Website Navigation Design: Menus, Architecture, and Wayfinding

7 min read·Updated March 2026

Information architecture: organizing content logically

Information architecture (IA) is the structural blueprint of your website. Before designing menus, you need to organize your content into a logical hierarchy:

  • Card sorting — Have 5-10 people group your pages into categories. This reveals how real users think about your content, which often differs from how your team organizes it internally.
  • Keep depth shallow — Users should reach any page in 3 clicks or fewer from the homepage. Deep nesting (Home > Products > Category > Subcategory > Item) creates friction and hurts crawlability.
  • Group by user intent, not internal structure — Users don't care about your org chart. Group "Pricing," "Plans," and "Free Trial" under one umbrella even if they belong to different departments.
  • Limit top-level items — The primary navigation should have 5-7 items maximum. Miller's Law suggests people can hold 7 (plus or minus 2) items in working memory. More than that, and decision fatigue sets in.

Tip

Name navigation items using the words your users use, not your internal jargon. If customers call it "Pricing" don't label it "Investment Options" or "Plans & Packages."
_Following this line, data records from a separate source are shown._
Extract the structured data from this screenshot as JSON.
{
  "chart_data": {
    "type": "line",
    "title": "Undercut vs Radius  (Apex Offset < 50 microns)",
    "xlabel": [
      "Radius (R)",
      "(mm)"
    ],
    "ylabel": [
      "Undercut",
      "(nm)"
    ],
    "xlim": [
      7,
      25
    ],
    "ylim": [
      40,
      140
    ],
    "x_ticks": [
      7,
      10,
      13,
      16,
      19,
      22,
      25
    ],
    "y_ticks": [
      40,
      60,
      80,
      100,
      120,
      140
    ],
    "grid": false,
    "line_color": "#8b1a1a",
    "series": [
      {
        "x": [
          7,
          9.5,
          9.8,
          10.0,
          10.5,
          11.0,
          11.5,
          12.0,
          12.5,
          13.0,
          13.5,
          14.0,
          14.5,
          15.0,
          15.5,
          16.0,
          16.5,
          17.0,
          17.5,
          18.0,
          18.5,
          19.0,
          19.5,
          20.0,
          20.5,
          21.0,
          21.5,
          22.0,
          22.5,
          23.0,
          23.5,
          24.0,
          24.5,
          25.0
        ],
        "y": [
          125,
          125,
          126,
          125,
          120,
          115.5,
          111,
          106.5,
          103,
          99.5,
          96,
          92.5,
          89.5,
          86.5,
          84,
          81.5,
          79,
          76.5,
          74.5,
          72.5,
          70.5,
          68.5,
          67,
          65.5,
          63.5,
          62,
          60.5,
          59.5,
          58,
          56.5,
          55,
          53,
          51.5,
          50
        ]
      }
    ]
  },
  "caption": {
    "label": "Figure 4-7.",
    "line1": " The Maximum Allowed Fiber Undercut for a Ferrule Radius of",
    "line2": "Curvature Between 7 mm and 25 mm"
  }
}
Designing effective mega menus

Mega menus display a large, multi-column dropdown when hovering over (or clicking) a top-level navigation item. They're ideal for sites with extensive content catalogs:

  • Organize by user tasks — Group links by what users want to accomplish, not by your product taxonomy. A "Solutions" mega menu organized by industry or use case outperforms one organized by product name.
  • Use visual hierarchy — Bold category headings, regular-weight links beneath. Add icons or small images for key items. Don't make everything the same visual weight.
  • Limit to 2 levels — Mega menus should show categories and their immediate children. If you need sub-subcategories, your IA needs simplifying.
  • Handle hover intent — Add a small delay (200-300ms) before opening and closing the mega menu. This prevents accidental triggers when the cursor passes over the navigation. Use JavaScript hover intent libraries, not pure CSS :hover.
  • Make it accessible — Mega menus must be keyboard-navigable, include proper ARIA roles (role="menu", role="menuitem"), and work with screen readers. Close on Escape key press.